Real Estate Law Updates: Smoke Alarms and Tenant Liability for Defaming Landlord

Forwarding this REAL ESTATE LAW UPDATE from J. Scott Souders, P.C., Attorney at Law:

For your review are brief summaries of new cases:

1. Smoke Alarms Laws Have been Changed for 2014.

As of January 1, 2014, all smoke alarms in residential rental units must be on a list of approved devises from the State Fire Marshall. Those approved devises must:

  1. Display the date of manufacture.
  2. Provide a place on the alarm where the date of installation can be written.
  3. Incorporate a hush feature.
  4. Incorporate an end of life feature that provides notice when the alarm needs to be replaced.
  5. Contain a non-replaceable, non-removable battery that can power the smoke alarm for a minimum of 10 years (This only applies if the alarm is battery operated).

justice275x200Furthermore, as of January 1, 2014, owners of multifamily units and single family rentals who rent or lease their property will be responsible for testing and maintaining the smoke alarms within all of the units. In case of apartment buildings with 2 or more units the owner will be responsible for testing and maintaining the alarm in every unit, including vacant units.

In order to comply with the law, the owners or their agents are permitted to enter the unit for purposes of installing, repairing, testing, and/or maintaining the alarms.
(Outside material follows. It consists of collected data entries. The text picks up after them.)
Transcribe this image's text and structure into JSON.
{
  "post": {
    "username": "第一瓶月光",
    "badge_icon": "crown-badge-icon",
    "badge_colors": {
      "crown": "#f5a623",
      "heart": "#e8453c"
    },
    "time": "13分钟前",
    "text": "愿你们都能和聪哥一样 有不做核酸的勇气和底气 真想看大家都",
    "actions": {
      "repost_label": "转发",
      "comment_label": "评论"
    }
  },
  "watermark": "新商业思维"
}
Owners must give the tenants reasonable notice, which is defined as 24 hours in writing advanced notice and during normal business hours. The tenant, during the course of tenancy, is required to notify the owner once the tenant becomes aware of a problem with the smoke alarm.

Comment: This should give the owner/manager further rights to enter and inspect

the premises while they are complying with their obligations to inspect and repair the smoke alarms. The downside is that if there is a fire and the smoke alarm is not operative the owner/landlord now has to defend a cause of action of negligence per se due to a statutory violation of the law.
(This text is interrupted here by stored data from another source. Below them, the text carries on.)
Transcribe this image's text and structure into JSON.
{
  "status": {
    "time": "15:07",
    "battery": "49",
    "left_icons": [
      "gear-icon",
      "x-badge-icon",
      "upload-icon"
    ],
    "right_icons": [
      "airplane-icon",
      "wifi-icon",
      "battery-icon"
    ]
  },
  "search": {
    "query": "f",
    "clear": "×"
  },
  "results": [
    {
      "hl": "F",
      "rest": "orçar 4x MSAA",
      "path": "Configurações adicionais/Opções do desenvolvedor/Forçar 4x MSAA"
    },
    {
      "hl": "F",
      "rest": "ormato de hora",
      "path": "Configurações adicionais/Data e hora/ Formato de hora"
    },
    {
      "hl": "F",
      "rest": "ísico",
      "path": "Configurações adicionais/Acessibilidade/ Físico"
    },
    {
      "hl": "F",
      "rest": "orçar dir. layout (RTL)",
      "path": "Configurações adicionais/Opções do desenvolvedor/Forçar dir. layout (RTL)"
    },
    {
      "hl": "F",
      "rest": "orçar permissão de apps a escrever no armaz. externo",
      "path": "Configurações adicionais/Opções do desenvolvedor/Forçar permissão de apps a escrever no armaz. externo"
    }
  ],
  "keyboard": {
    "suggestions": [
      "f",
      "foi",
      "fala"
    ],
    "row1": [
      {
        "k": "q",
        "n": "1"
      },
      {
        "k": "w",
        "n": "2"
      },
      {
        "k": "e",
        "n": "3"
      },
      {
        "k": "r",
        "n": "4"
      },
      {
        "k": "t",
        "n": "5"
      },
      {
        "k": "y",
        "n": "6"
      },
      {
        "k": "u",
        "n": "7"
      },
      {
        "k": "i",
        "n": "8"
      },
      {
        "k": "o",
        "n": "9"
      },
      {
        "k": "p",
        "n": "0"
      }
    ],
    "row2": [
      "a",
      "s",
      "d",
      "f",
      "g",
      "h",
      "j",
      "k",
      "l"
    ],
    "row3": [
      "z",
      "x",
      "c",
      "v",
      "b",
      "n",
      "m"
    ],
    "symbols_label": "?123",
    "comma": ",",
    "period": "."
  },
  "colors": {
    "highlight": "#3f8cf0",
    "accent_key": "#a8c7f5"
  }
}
2. Tenant Liable for Defaming Landlord on Yelp.

On July 30, 2013, the California Court of Appeal allowed an apartment owner to sue its former tenant for defaming the owner by posting negative and untruthful statements about owner on “Yelp”. In the case of Bendy Reserve vs. Papaliolious, the disgruntled former tenant posted defamatory and untruthful statements on Yelp about the landlord claiming various tenants in landlord’s high rise building had been evicted even though their rent was paid in full, that the owners noise, intrusions, and other abhorrent behaviors contributed to the departure of 8 tenants and that the owners noise, intrusions, and other abhorrent behaviors likely contributed to the death of 3 tenants. Furthermore, the defendant claimed that the landlords cleared out the upper floors of the units in order to charge higher rents and they evicted certain occupants of various units. These statements were all untrue. The former tenant tried to disguise who he was when he made these statements by using a pseudonym.

Comment: Free speech is not absolute. Someone making untrue defamatory statements knowing they are untrue in their ranting and raving about a landlord could be subjected to a lawsuit for libel and/or slander depending on whether those statements are in writing or verbal.

Damages to the landlord could include any lost rents as a result of the libel as well as punitive damages to punish the tenant.

Scott Souders is a real estate attorney who has practiced real estate law in excess of 37 years in Southern California.

Disclaimer: The Real Estate Law Update cites cases or statutes which are summarized and should not be relied upon without fully reading the cases or statute in the advance sheets and shepardizing the same and consulting with your own attorney.